Phantom Billiards opened with 115 Joy tables spread over 7000 square metres. The owners wanted sound that stayed even from reception through the VIP rooms and main hall. Shanghai Haoyun chose 34 Nexo ePS12 point sources fed by four NXAMP4X2 amplifiers. Installers care because the room never goes quiet. Tables run late, background music must not fight conversation, and any drop in coverage shows up immediately. ePS12 placement plan - courtesy Nexo
Speaker Count and Coverage Mapping Thirty-four boxes is a lot for background duty. Each ePS12 carries two speakers per NXAMP channel. That loading leaves headroom but also means every amp channel is spoken for. Walk the floor at opening and you still find corners where level drops unless the boxes were aimed with a laser, not by eye. The club layout forces long horizontal runs. Cable paths had to cross service corridors without creating loops that pick up dimmer noise. One missed pull and you are re-pulling at 2 a.m. when the first league night starts. During the initial pull, the crew used a 40 m fish tape through two 90-degree bends in 25 mm conduit; it took two techs an hour to finish without kinking the NL4 jacket.

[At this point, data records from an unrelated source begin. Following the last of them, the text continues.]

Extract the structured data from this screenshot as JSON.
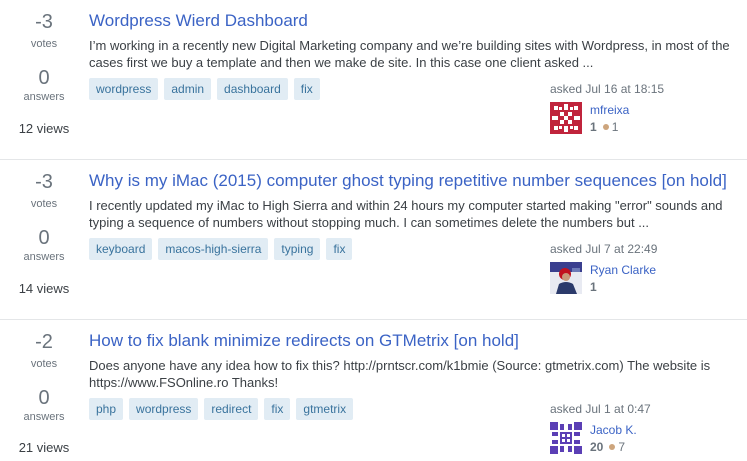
{
  "questions": [
    {
      "votes": "-3",
      "votes_label": "votes",
      "answers": "0",
      "answers_label": "answers",
      "views": "12 views",
      "title": "Wordpress Wierd Dashboard",
      "excerpt": "I’m working in a recently new Digital Marketing company and we’re building sites with Wordpress, in most of the cases first we buy a template and then we make de site. In this case one client asked ...",
      "tags": [
        "wordpress",
        "admin",
        "dashboard",
        "fix"
      ],
      "asked": "asked Jul 16 at 18:15",
      "user": {
        "name": "mfreixa",
        "rep": "1",
        "bronze": "1",
        "avatar_color": "#c0243c"
      }
    },
    {
      "votes": "-3",
      "votes_label": "votes",
      "answers": "0",
      "answers_label": "answers",
      "views": "14 views",
      "title": "Why is my iMac (2015) computer ghost typing repetitive number sequences [on hold]",
      "excerpt": "I recently updated my iMac to High Sierra and within 24 hours my computer started making \"error\" sounds and typing a sequence of numbers without stopping much. I can sometimes delete the numbers but ...",
      "tags": [
        "keyboard",
        "macos-high-sierra",
        "typing",
        "fix"
      ],
      "asked": "asked Jul 7 at 22:49",
      "user": {
        "name": "Ryan Clarke",
        "rep": "1",
        "bronze": "",
        "avatar_color": "#3a3f8f"
      }
    },
    {
      "votes": "-2",
      "votes_label": "votes",
      "answers": "0",
      "answers_label": "answers",
      "views": "21 views",
      "title": "How to fix blank minimize redirects on GTMetrix [on hold]",
      "excerpt": "Does anyone have any idea how to fix this? http://prntscr.com/k1bmie (Source: gtmetrix.com) The website is https://www.FSOnline.ro Thanks!",
      "tags": [
        "php",
        "wordpress",
        "redirect",
        "fix",
        "gtmetrix"
      ],
      "asked": "asked Jul 1 at 0:47",
      "user": {
        "name": "Jacob K.",
        "rep": "20",
        "bronze": "7",
        "avatar_color": "#5b3fb5"
      }
    }
  ]
}
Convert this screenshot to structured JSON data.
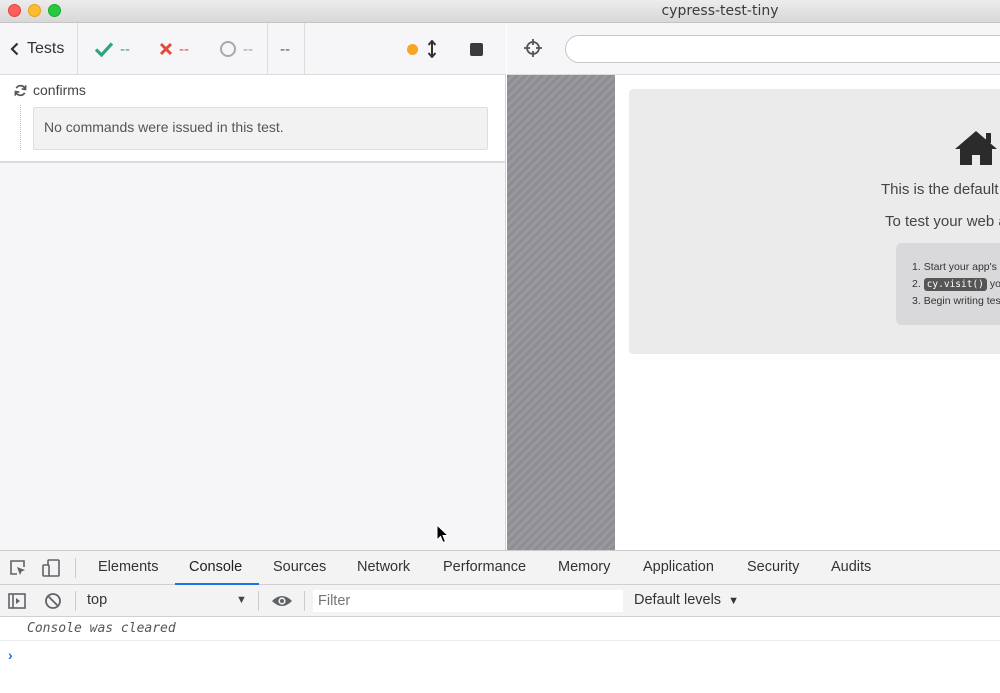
{
  "window": {
    "title": "cypress-test-tiny"
  },
  "reporter": {
    "back_label": "Tests",
    "passed": "--",
    "failed": "--",
    "pending": "--",
    "duration": "--",
    "test_title": "confirms",
    "no_commands": "No commands were issued in this test."
  },
  "aut": {
    "url": "",
    "line1": "This is the default b",
    "line2": "To test your web a",
    "steps": [
      "Start your app's",
      "you",
      "Begin writing tes"
    ],
    "code": "cy.visit()"
  },
  "devtools": {
    "tabs": [
      "Elements",
      "Console",
      "Sources",
      "Network",
      "Performance",
      "Memory",
      "Application",
      "Security",
      "Audits"
    ],
    "active_tab": "Console",
    "context": "top",
    "filter_placeholder": "Filter",
    "levels": "Default levels",
    "console_message": "Console was cleared"
  },
  "colors": {
    "passed": "#2ea57b",
    "failed": "#e04a3f",
    "running": "#f5a623",
    "accent": "#1a73e8"
  }
}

Amplifier Rack and Heat Load Four NXAMP4X2 units fit in a single 12U rack if you skip the blank panels. In a windowless back room that rack sits near 38 °C once the tables fill. Fans stay on low most nights, but any blocked intake turns into a thermal fault during the third set of matches. Power draw stays modest until someone pushes the DM3 master. Then the amps move from idle to 2-3 kW peaks. The house electrician ran a dedicated 32 A feed; sharing the circuit with refrigeration compressors proved unreliable during load-in.
Power Distribution and Redundancy The four amplifiers share a single 32 A circuit, yet the refrigeration plant on the same panel creates voltage sag when compressors cycle. The team added a small 3 kVA UPS on the control side only, enough to keep the DM3 and its network switch alive during a brief utility dip. No audio power is backed up; the design accepts that a full outage stops play anyway.
Front-End Mixer and Staff Hand-off A Yamaha DM3 sits at the reception desk. Scene recall is simple enough that the duty manager can switch from lobby music to tournament announcements without a laptop. The risk is stored scenes that no longer match relocated speakers after the first furniture shuffle. - Label every output on the stage box before the rack goes in - Store a printed patch list inside the amp door - Test scene recall with the actual playlist the club uses
Commissioning Under Real Conditions Final checks happened between 11 p.m. and 1 a.m. after tables were levelled. Walking the floor with pink noise revealed two zones that needed a 2 dB pad once the room filled with bodies. That adjustment never appears on the modelling file. The crew also took SPL readings at seated ear height every five metres with a handheld meter; those logged numbers guided the final pad settings and became the reference for any future service call. Integrator takeaway: carry one spare ePS12 and a 10 m NL4 jumper. The bill of materials stays under the quoted line once you price the extra cable containment and the thermal probe on the rack intake.